Structural bioinformatics

  • T010 Binding site similarity and off-target prediction
  • T014 Binding site detection (Proteins.Plus)
  • T015 Protein ligand docking (smina)
  • T016 Protein-ligand interactions (PLIP)
  • T017 Advanced NGLview usage (NGLview)
  • T018 Automated pipeline for lead optimization
  • T019 Molecular dynamics simulation (OpenMM)
  • T020 Analyzing molecular dynamics simulations (MDAnalysis)

TeachOpenCADD and FAIR principles

Since the platform has been growing and will continue to grow, we set up a continuous integration (GitHub Actions) that tests all notebooks — thanks to pytest and nbval — on a regular basis to ensure functional, reusable, and reproducible pipelines.

We love open research. We comply with the FAIR principles for data and software as follows:

  • findable — our code is registered on GitHub and conda-forge
  • accessible — our code and all its dependencies are free to download
  • interoperable — we support Windows, Linux, and MacOS for Python >= 3.7; dependencies are defined and managed within the conda ecosystem
  • reusable — re-use is easy thanks to our conda package (CY BB 4.0 license); maintenance is monitored by our continuous integration

Contributors

This new TeachOpenCADD release was possible thanks to huge contributions from Dominique Sydow, Jaime Rodríguez-Guerra, Talia B. Kimber, David Schaller, Corey J. Taylor, Yonghui Chen, Mareike Leja, Sakshi Misra, Michele Wichmann, Armin Ariamajd, and Andrea Volkamer. It was a pleasure working with you all on this next milestone!

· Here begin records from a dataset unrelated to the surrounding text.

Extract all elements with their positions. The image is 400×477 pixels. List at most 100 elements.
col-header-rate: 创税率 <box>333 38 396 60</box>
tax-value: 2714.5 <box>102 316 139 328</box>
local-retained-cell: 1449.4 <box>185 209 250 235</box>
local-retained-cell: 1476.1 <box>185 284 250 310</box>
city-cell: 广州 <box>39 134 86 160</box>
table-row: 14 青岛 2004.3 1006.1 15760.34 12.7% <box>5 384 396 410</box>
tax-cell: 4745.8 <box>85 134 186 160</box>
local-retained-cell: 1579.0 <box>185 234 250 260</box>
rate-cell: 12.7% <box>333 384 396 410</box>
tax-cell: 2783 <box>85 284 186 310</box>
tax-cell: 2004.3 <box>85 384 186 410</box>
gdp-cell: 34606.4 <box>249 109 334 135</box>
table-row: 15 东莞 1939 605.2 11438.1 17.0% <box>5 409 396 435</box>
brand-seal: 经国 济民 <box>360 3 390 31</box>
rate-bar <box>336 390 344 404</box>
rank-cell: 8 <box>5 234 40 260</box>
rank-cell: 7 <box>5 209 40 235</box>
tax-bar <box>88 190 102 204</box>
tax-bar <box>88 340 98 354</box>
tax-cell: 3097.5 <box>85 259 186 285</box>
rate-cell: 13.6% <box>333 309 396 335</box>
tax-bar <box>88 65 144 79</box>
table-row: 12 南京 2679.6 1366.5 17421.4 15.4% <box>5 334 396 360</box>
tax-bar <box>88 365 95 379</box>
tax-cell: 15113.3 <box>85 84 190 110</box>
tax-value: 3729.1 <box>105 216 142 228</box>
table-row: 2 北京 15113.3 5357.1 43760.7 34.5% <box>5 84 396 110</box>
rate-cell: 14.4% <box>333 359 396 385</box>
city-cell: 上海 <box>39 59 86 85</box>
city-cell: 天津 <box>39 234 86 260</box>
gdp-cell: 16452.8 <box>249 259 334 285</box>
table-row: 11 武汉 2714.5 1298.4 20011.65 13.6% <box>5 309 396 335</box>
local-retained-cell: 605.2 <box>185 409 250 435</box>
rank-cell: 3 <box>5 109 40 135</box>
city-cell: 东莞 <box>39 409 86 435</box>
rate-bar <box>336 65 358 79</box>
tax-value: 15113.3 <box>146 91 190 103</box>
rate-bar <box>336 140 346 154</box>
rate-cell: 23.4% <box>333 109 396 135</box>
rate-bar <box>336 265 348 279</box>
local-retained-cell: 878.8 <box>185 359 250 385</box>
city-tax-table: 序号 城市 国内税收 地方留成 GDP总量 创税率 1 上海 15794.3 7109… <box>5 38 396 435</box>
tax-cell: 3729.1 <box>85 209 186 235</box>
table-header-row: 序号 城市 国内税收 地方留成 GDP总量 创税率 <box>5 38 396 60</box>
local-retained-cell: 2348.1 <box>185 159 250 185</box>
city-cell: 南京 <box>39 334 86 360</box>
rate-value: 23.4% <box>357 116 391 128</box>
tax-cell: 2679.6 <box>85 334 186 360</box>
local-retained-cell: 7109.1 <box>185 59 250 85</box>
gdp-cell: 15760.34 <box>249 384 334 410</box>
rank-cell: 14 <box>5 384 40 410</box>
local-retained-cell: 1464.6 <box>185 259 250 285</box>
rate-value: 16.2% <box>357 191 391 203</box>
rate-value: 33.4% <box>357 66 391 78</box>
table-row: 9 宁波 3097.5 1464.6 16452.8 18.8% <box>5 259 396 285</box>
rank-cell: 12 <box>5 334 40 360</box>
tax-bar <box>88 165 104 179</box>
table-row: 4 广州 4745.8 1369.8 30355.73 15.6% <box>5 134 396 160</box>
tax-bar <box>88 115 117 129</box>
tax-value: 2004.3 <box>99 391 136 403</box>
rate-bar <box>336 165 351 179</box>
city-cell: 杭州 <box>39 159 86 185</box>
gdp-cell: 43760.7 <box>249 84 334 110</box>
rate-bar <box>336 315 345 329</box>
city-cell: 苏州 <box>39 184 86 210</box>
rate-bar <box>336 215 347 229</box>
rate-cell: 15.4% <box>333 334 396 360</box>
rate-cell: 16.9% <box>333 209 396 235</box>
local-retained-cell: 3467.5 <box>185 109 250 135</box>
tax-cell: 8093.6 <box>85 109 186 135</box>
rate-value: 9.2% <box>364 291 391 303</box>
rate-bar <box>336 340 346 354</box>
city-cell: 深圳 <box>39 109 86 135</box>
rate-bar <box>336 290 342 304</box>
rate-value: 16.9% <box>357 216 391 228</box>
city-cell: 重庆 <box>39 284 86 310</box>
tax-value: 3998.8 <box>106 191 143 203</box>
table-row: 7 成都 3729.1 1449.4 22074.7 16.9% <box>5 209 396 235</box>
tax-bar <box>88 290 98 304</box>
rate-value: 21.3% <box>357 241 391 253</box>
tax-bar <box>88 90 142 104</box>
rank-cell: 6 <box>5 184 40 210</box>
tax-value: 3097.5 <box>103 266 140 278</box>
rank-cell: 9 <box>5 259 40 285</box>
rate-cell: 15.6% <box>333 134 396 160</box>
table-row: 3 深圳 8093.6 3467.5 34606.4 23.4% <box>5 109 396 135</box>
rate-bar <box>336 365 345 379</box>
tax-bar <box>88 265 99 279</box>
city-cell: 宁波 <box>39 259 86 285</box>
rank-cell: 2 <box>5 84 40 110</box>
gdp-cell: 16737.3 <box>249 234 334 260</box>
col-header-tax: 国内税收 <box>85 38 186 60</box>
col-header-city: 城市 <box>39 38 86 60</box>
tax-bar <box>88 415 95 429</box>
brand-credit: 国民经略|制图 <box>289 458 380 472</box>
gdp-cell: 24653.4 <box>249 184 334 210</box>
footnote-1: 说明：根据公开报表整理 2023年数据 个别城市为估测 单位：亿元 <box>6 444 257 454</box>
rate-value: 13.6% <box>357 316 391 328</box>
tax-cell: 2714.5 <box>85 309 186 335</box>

Furthermore, we thank Piedro Gerletti, Ahmed Atta, Melanie Vogel, Abishek Laxmanan Ravi Shankar, and Maria Trofimova for their work on initial drafts for new talktorials; and we thank Jeffrey R. Wagner, Richard Gowers, and Floriane Montanari for their support on improving code and testing of TeachOpenCADD.

TeachOpenCADD relies on external resources; regarding the newly released talktorials, we especially thank Patrick Kunzmann (biotite), Albert Kooistra (KLIFS), and Hai Nguyen (NGLview) for their help with questions and issues.